Mahkamah menilai jaminan mengenai produk halal tidak dapat dilihat dari sisi teknis adanya pembidangan kerja dalam BPJPH dalam rangka proses memperoleh sertifikasi halal. Sebab, untuk memperoleh produk halal yang bersertifikasi tidak dapat dilepaskan dari bekerjanya Pusat Registrasi dan Sertifikasi Halal, Pusat Kerja Sama dan Standardisasi Halal, dan Pusat Pembinaan dan Pengawasan Jaminan Produk Halal.
“Bahwa dikarenakan penentuan produk halal merupakan bagian yang tidak dapat dipisahkan dari syariat Islam sebagaimana pertimbangan hukum di atas, dengan demikian, maka tidak terdapat persoalan konstitusionalitas dengan adanya penempatan BPJPH sebagai penyelenggara jaminan produk halal di bawah urusan Kementerian Agama sebagai bagian unsur pendukung,” urai Wahiduddin dalam sidang yang dipimpin oleh Ketua MK Anwar Usman tersebut.

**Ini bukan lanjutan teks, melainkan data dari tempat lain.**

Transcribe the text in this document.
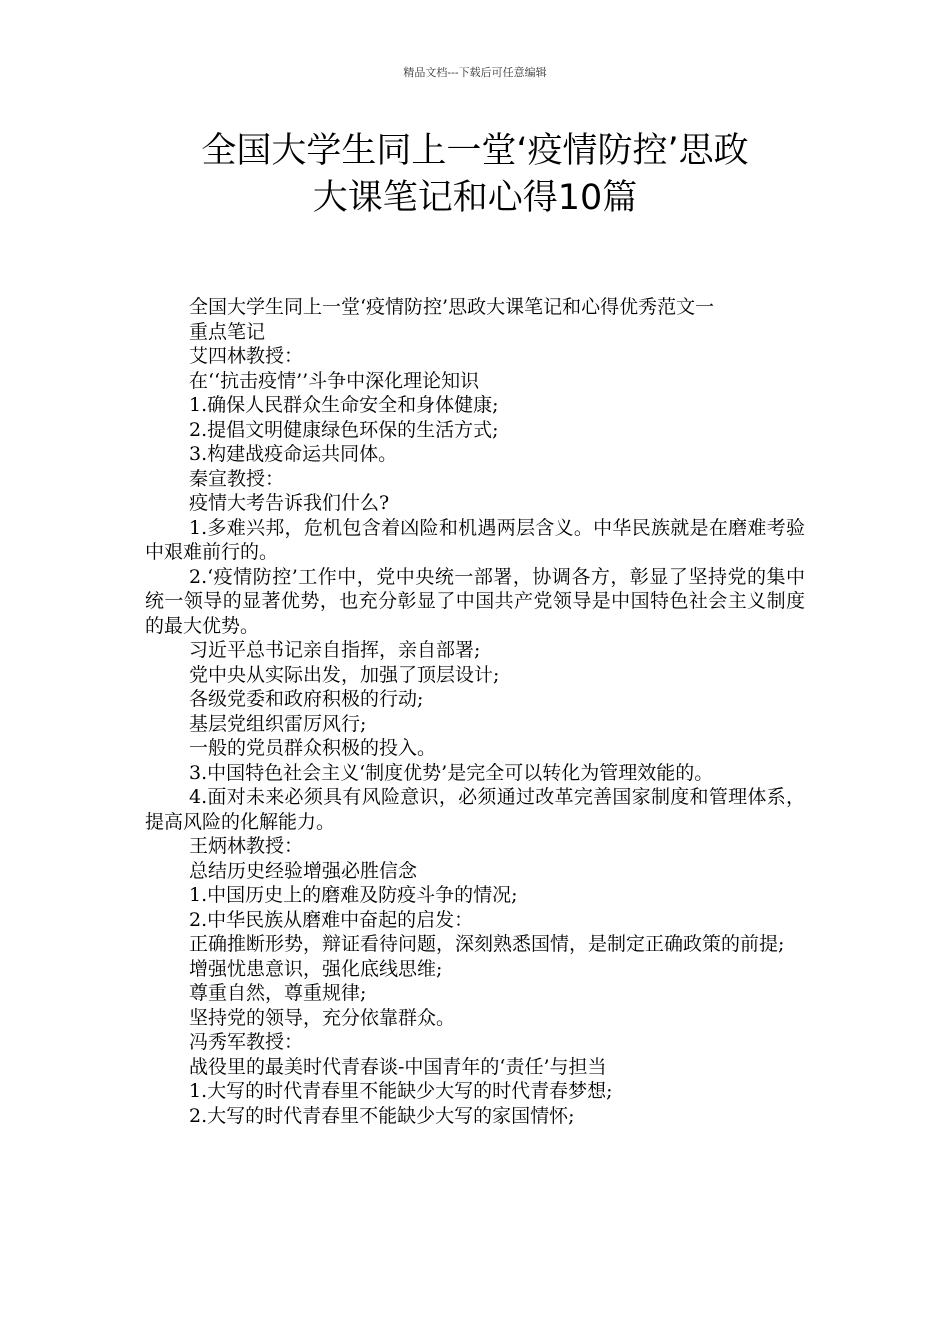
精品文档---下载后可任意编辑
全国大学生同上一堂‘疫情防控’思政
大课笔记和心得10篇

全国大学生同上一堂‘疫情防控’思政大课笔记和心得优秀范文一

重点笔记

艾四林教授：

在‘‘抗击疫情’’斗争中深化理论知识

1.确保人民群众生命安全和身体健康;

2.提倡文明健康绿色环保的生活方式;

3.构建战疫命运共同体。

秦宣教授：

疫情大考告诉我们什么?

1.多难兴邦，危机包含着凶险和机遇两层含义。中华民族就是在磨难考验中艰难前行的。

2.‘疫情防控’工作中，党中央统一部署，协调各方，彰显了坚持党的集中统一领导的显著优势，也充分彰显了中国共产党领导是中国特色社会主义制度的最大优势。

习近平总书记亲自指挥，亲自部署;

党中央从实际出发，加强了顶层设计;

各级党委和政府积极的行动;

基层党组织雷厉风行;

一般的党员群众积极的投入。

3.中国特色社会主义‘制度优势’是完全可以转化为管理效能的。

4.面对未来必须具有风险意识，必须通过改革完善国家制度和管理体系，提高风险的化解能力。

王炳林教授：

总结历史经验增强必胜信念

1.中国历史上的磨难及防疫斗争的情况;

2.中华民族从磨难中奋起的启发：

正确推断形势，辩证看待问题，深刻熟悉国情，是制定正确政策的前提;

增强忧患意识，强化底线思维;

尊重自然，尊重规律;

坚持党的领导，充分依靠群众。

冯秀军教授：

战役里的最美时代青春谈-中国青年的‘责任’与担当

1.大写的时代青春里不能缺少大写的时代青春梦想;

2.大写的时代青春里不能缺少大写的家国情怀;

Baca juga: Menguji Konstitusionalitas Sertifikat Produk Halal
Bukan Masalah Agama
Wahiduddin juga menyampaikan pendapat Mahkamah mengenai dalil para Pemohon yang mengatakan tugas pokok, fungsi dan kewenangan BPJPH bukanlah masalah agama yang menjadi tugas pokok, fungsi kewenangan Menteri Agama, khususnya terkait dengan tugas, fungsi dan kewenangan BPJPH mengenai standardisasi, akreditasi dan sertifikasi produk halal. Menurut Mahkamah, lanjut Wahiduddin, telah jelas bahwa yang memiliki fungsi pelaksanaan penyelenggaraan jaminan produk halal adalah Kementerian Agama yang dalam pelaksanaannya diserahkan kepada sebuah badan yang merupakan unsur pendukung dari organisasi Kementerian agama yaitu BPJPH. Sementara itu, standardisasi, akreditasi, dan sertifikasi produk halal merupakan bagian kewenangan BPJPH dalam rangka proses pemberian jaminan produk halal.

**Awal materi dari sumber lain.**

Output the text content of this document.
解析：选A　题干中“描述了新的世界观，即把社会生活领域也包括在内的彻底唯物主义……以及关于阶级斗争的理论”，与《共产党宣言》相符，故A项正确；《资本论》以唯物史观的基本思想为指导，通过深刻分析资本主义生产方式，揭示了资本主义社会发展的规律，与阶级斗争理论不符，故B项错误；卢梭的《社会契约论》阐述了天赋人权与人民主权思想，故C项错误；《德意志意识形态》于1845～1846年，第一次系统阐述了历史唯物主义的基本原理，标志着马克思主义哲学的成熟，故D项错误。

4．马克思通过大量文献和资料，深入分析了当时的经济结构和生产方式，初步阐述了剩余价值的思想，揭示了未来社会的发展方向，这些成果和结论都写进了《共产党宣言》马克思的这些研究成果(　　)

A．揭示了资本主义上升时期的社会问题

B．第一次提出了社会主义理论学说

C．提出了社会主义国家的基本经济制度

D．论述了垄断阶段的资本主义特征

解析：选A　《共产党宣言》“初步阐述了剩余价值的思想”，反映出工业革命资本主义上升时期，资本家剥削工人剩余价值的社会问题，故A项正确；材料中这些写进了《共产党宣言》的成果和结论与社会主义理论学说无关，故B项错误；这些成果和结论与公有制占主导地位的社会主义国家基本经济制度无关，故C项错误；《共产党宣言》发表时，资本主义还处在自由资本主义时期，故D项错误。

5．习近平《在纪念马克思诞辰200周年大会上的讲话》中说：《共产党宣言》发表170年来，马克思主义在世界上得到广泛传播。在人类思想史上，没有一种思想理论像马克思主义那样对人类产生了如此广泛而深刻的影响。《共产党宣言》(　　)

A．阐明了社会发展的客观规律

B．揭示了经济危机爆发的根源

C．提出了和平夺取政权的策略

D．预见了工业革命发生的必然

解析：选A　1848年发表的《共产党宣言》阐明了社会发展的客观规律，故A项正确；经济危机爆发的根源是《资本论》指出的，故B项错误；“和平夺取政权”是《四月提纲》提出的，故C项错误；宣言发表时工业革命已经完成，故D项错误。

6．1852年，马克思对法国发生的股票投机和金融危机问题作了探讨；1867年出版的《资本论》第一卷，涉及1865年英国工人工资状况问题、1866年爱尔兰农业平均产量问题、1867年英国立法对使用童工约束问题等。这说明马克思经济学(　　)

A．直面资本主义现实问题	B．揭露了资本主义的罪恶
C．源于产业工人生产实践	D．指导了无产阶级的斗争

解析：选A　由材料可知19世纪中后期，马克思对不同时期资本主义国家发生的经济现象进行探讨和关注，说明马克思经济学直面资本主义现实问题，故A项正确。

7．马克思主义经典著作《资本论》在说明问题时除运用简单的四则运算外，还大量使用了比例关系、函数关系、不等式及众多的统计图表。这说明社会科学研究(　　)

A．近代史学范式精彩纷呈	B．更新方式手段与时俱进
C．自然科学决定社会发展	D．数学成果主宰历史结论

“Oleh karenanya, jika ketentuan Pasal 5 ayat (3) UU 33/2014 dihilangkan karena dinyatakan inkonstitusional sebagaimana dalil para Pemohon, justru hal tersebut akan menyebabkan tidak terlindunginya hak-hak yang terdapat dalam ketentuan Pasal 28E ayat (1) dan Pasal 29 ayat (2) UUD 1945. Oleh karena itu, dalil para Pemohon yang menyatakan norma Pasal 5 ayat (3) UU 33/2014 inkonstitusional adalah tidak beralasan menurut hukum,” urai Wahiduddin.
Baca juga: Pemohon Uji UU JPH Perbaiki Petitum
Desain Hubungan Kelembagaan
Pemohon juga mendalilkan bahwa pihak yang berwenang menetapkan norma, standar, dan kriteria kehalalan produk sebagai wilayah substantif keagamaan adalah kewenangan Lembaga Fatwa Majelis Ulama Indonesia (MUI). Sedangkan untuk urusan standardisasi adalah kewenangan Badan Standardisasi Nasional (BSN) dan urusan Sertifikasi adalah kewenangan Lembaga Pemeriksa Halal (LPH). Sehingga menurut para Pemohon karena hal di atas bukan merupakan kewenangan BPJPH, maka BPJPH telah melakukan tindakan di luar kewenangannya dan monopolitif. Terkait dalil tersebut, Wahiduddin menyampaikan bahwa UU JPH telah mendesain hubungan kelembagaan BPJPH dalam pelaksanaan wewenangnya. BPJPH tidak berdiri sendiri, tetapi bekerja sama dengan kementerian dan/atau lembaga terkait. Berdasarkan ketentuan Pasal 8 UU JPH, kerja sama BPJPH dengan kementerian dan/atau lembaga lain dilakukan sesuai dengan tugas dan fungsi kementerian dan/atau lembaga terkait. Berkaitan dengan proses atau tata cara dimaksud, tidak terbukti adanya sifat monopoli kewenangan BPJPH dalam menerbitkan sertifikasi halal produk. Bahkan, sambung Wahiduddin, untuk menjaga agar jaminan produk halal tersebut tidak disalahgunakan, para Pemohon sebagai bagian dari kelompok masyarakat semestinya dapat turut berperan serta mengawasi penyelenggaraan jaminan produk halal.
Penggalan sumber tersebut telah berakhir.